Bermula dari Saqifah Bani Saidah

Setelah melayat jenazah Rasulullah saw, Abu Bakar bin Abi Quhafah dan Umar bin Khaththab berangkat menuju Saqifah Bani Sa'idah. Kedua sahabat ini pergi meninggalkan jenazah Rasulullah saw. 

Ketika sampai di Saqifah, Abu Bakar dan Umar melihat para sahabat Muhajirin dan Anshar berkumpul membahas kepemimpinan Islam. Ibnu Ishaq meriwayatkan dari Abdullah bin Abbas bahwa ada enam orang dari kaum Muhajirin (Makkah) yang datang ke Saqifah. Mereka adalah Abu Bakar, Umar bin Khaththab, Abu Ubaidah, Mughirah bin Syu’bah, Abdurra­hman bin Auf, dan Salim (maula Abu Hudzaifah). 

Setibanya di sana, seorang dari Anshar yang bernama Hubab bin Mundzir berkata, “Berkat pedang kaum Ansharlah Islam memperoleh kemenangan. Kami adalah Anshar Allah dan pasukan Islam. Sedangkan kamu, wahai kaum Muhajirin, pada hakikatnya adalah kelompok kami karena kalian telah hijrah ke Madînah dan bercampur dengan kami” (Rasul Ja`farian, 2006: 3).

Perkataan Hubab itu dikomentari oleh Umar bin Khaththab, “Coba lihat, mereka hendak memutuskan kita dari asal usul kita.”

“Pelan, wahai Umar,” cegah Abu Bakar. Abu Bakar berkata lagi: “Kebaikan yang kalian katakan tentang diri kalian, patut. Namun, orang-orang Arab tidak menerima selain kepemimpinan Quraisy. Mereka adalah orang Arab yang paling mulia dari segi keturunan maupun dari segi tempat tinggal mereka” (O.Hashem, 1983: bab 8).
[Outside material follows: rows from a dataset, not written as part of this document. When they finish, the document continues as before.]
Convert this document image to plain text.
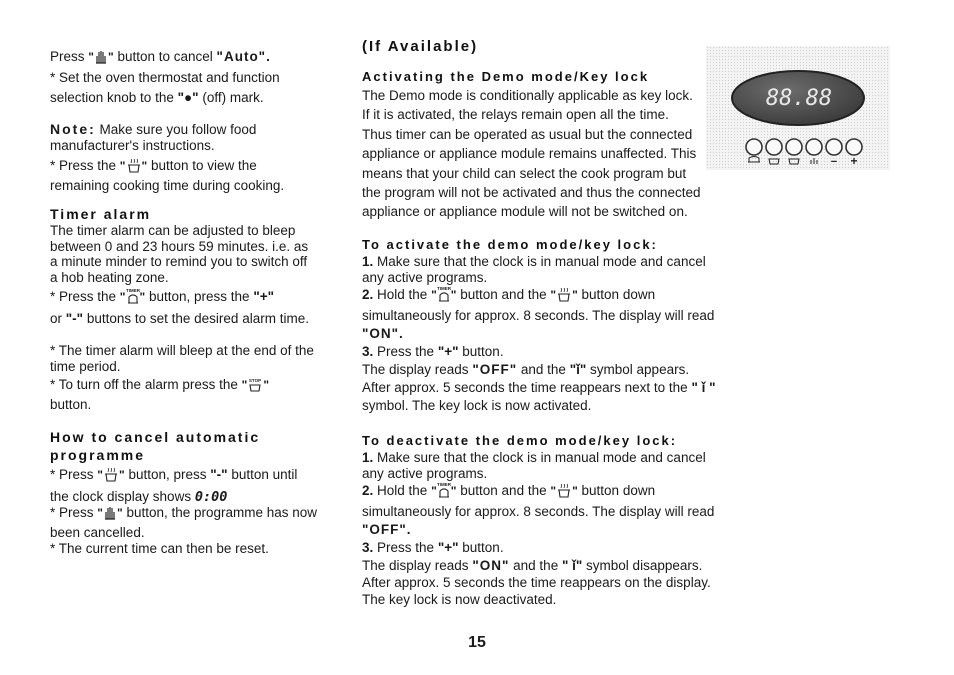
Press " " button to cancel "Auto".

* Set the oven thermostat and function selection knob to the "●" (off) mark.

Note: Make sure you follow food manufacturer's instructions.

* Press the " " button to view the remaining cooking time during cooking.

Timer alarm

The timer alarm can be adjusted to bleep between 0 and 23 hours 59 minutes. i.e. as a minute minder to remind you to switch off a hob heating zone.

* Press the " TIMER " button, press the "+"
or "-" buttons to set the desired alarm time.

* The timer alarm will bleep at the end of the time period.

* To turn off the alarm press the " STOP "
button.

How to cancel automatic
programme

* Press " " button, press "-" button until the clock display shows 0:00

* Press " " button, the programme has now been cancelled.

* The current time can then be reset.

(If Available)
Activating the Demo mode/Key lock

The Demo mode is conditionally applicable as key lock. If it is activated, the relays remain open all the time. Thus timer can be operated as usual but the connected appliance or appliance module remains unaffected. This means that your child can select the cook program but the program will not be activated and thus the connected appliance or appliance module will not be switched on.

To activate the demo mode/key lock:

1. Make sure that the clock is in manual mode and cancel any active programs.

2. Hold the " TIMER " button and the " " button down simultaneously for approx. 8 seconds. The display will read "ON".

3. Press the "+" button.

The display reads "OFF" and the "ǐ" symbol appears. After approx. 5 seconds the time reappears next to the " ǐ " symbol. The key lock is now activated.

To deactivate the demo mode/key lock:

1. Make sure that the clock is in manual mode and cancel any active programs.

2. Hold the " TIMER " button and the " " button down simultaneously for approx. 8 seconds. The display will read "OFF".

3. Press the "+" button.

The display reads "ON" and the " ǐ" symbol disappears. After approx. 5 seconds the time reappears on the display. The key lock is now deactivated.

88.88
− +
15
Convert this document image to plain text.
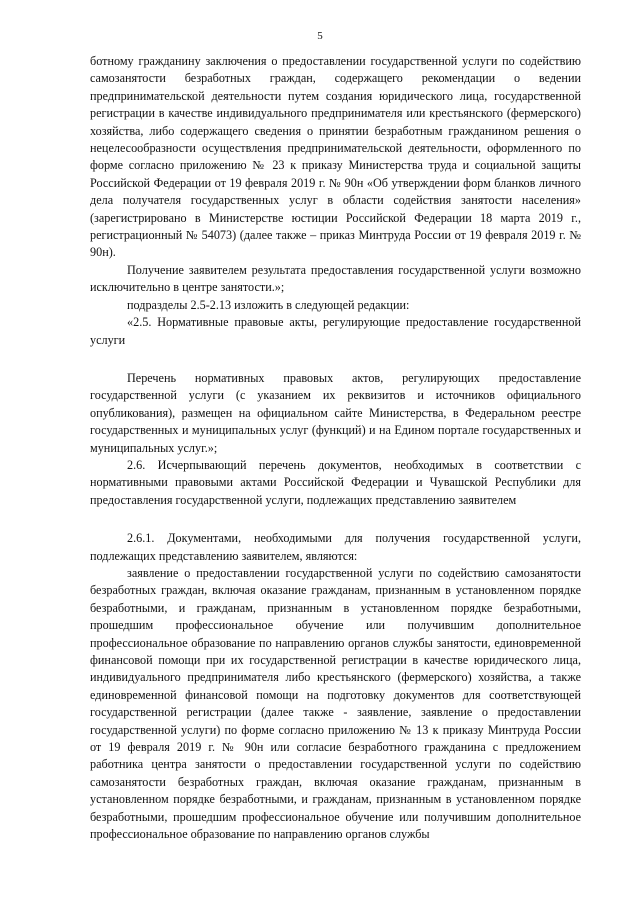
5

ботному гражданину заключения о предоставлении государственной услуги по содействию самозанятости безработных граждан, содержащего рекомендации о ведении предпринимательской деятельности путем создания юридического лица, государственной регистрации в качестве индивидуального предпринимателя или крестьянского (фермерского) хозяйства, либо содержащего сведения о принятии безработным гражданином решения о нецелесообразности осуществления предпринимательской деятельности, оформленного по форме согласно приложению № 23 к приказу Министерства труда и социальной защиты Российской Федерации от 19 февраля 2019 г. № 90н «Об утверждении форм бланков личного дела получателя государственных услуг в области содействия занятости населения» (зарегистрировано в Министерстве юстиции Российской Федерации 18 марта 2019 г., регистрационный № 54073) (далее также – приказ Минтруда России от 19 февраля 2019 г. № 90н).

Получение заявителем результата предоставления государственной услуги возможно исключительно в центре занятости.»;

подразделы 2.5-2.13 изложить в следующей редакции:

«2.5. Нормативные правовые акты, регулирующие предоставление государственной услуги

Перечень нормативных правовых актов, регулирующих предоставление государственной услуги (с указанием их реквизитов и источников официального опубликования), размещен на официальном сайте Министерства, в Федеральном реестре государственных и муниципальных услуг (функций) и на Едином портале государственных и муниципальных услуг.»;

2.6. Исчерпывающий перечень документов, необходимых в соответствии с нормативными правовыми актами Российской Федерации и Чувашской Республики для предоставления государственной услуги, подлежащих представлению заявителем

2.6.1. Документами, необходимыми для получения государственной услуги, подлежащих представлению заявителем, являются:

заявление о предоставлении государственной услуги по содействию самозанятости безработных граждан, включая оказание гражданам, признанным в установленном порядке безработными, и гражданам, признанным в установленном порядке безработными, прошедшим профессиональное обучение или получившим дополнительное профессиональное образование по направлению органов службы занятости, единовременной финансовой помощи при их государственной регистрации в качестве юридического лица, индивидуального предпринимателя либо крестьянского (фермерского) хозяйства, а также единовременной финансовой помощи на подготовку документов для соответствующей государственной регистрации (далее также - заявление, заявление о предоставлении государственной услуги) по форме согласно приложению № 13 к приказу Минтруда России от 19 февраля 2019 г. № 90н или согласие безработного гражданина с предложением работника центра занятости о предоставлении государственной услуги по содействию самозанятости безработных граждан, включая оказание гражданам, признанным в установленном порядке безработными, и гражданам, признанным в установленном порядке безработными, прошедшим профессиональное обучение или получившим дополнительное профессиональное образование по направлению органов службы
Abu Bakar juga mengatakan, “Kami adalah orang pertama dalam Islam. Di antara kaum Muslim, kedudukan kami di tengah-tengah, keturunan kami yang mulia, dan kami adalah saudara Rasul yang paling dekat. Sedang kamu, kaum anshar adalah saudara-saudara kami dalam Islam dan kawan-kawan kami dalam agama. Kalian menolong kami, melindungi kami, dan menunjang kami; mudah-mudahan Allah membalas kebaikan kalian. Karena itu, kami adalah pemimpin (umara’), sedangkan kalian adalah pembantu (wuzara’, menteri). Orang Arab tidak akan tunduk kecuali kepada orang Quraisy. Tentu sebagian dari kamu mengetahui betul sabda Rasul: ‘Para pemimpin adalah dari orang Quraisy (al-a’immah min Quraisy). Maka janganlah kalian bersaing dengan saudara-saudara kalian kaum Quraisy yang telah mendapat anugerah dari Allah.”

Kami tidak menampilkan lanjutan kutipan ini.